Objectives Warfarin is the most commonly used oral anticoagulant in the treatment and prevention of many thrombotic disorders. However, warfarin’s narrow therapeutic index and substantial interindividual variation make its dosing notoriously challenging. Until an individual’s therapeutic dose of warfarin is known, patients on warfarin therapy are at high risk for serious adverse health events, especially during drug initiation and when the international normalisation ratio (INR) is above and below the therapeutic target range. Our aim was to provide a pooled estimate of potential benefit from randomised controlled trials (RCTs) comparing genotype-based warfarin initiation model and dosing model without pharmocogenetic information.
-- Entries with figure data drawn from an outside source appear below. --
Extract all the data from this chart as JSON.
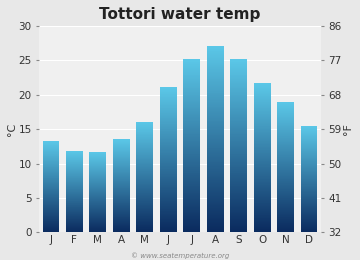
{
  "title": "Tottori water temp",
  "months": [
    "J",
    "F",
    "M",
    "A",
    "M",
    "J",
    "J",
    "A",
    "S",
    "O",
    "N",
    "D"
  ],
  "values_c": [
    13.3,
    11.9,
    11.7,
    13.6,
    16.1,
    21.1,
    25.2,
    27.1,
    25.2,
    21.7,
    19.0,
    15.5
  ],
  "ylim_c": [
    0,
    30
  ],
  "yticks_c": [
    0,
    5,
    10,
    15,
    20,
    25,
    30
  ],
  "yticks_f": [
    32,
    41,
    50,
    59,
    68,
    77,
    86
  ],
  "ylabel_left": "°C",
  "ylabel_right": "°F",
  "bar_color_top": "#5bc8e8",
  "bar_color_bottom": "#0a2a5e",
  "background_color": "#e8e8e8",
  "plot_bg_color": "#f0f0f0",
  "grid_color": "#ffffff",
  "watermark": "© www.seatemperature.org",
  "title_fontsize": 11,
  "tick_fontsize": 7.5,
  "label_fontsize": 8
}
Methods Relevant RCTs literature finished before Jan 2013 were searched through a number of digital databases including MEDLINE, EMBASE and CENTRAL. And then they were pooled by RevMan 5.0 and R 2.13.0 in three fields: international normalisation ratios (INR) time within target range, time to stable dose and occurrence rate of poor events. Pooled odds ratios (ORs) and associated 95% confidence intervals (CIs) were calculated with the Mantel-Haenszel method and the fixed effects model.
Results Of 2496 articles identified, six studies with 1002 patients were included. Pooled estimates indicated shorten time to stable dose and a trend towards reduction in total bleeding event (OR: 0.42, 95%CI: 0.23-0.79;P = 0.0067) in the genotype-based warfarin initiation model group. No difference was noted in thromboembolic events and all-cause mortality.
Conclusions Genotype-based warfarin dosing method could optimise the quality of oral anticoagulant therapy (OAT) in the initiation period. The patients reach the stable dose more quickly, resulting in decreases in total bleeding events without a cost of increase of thromboembolic events.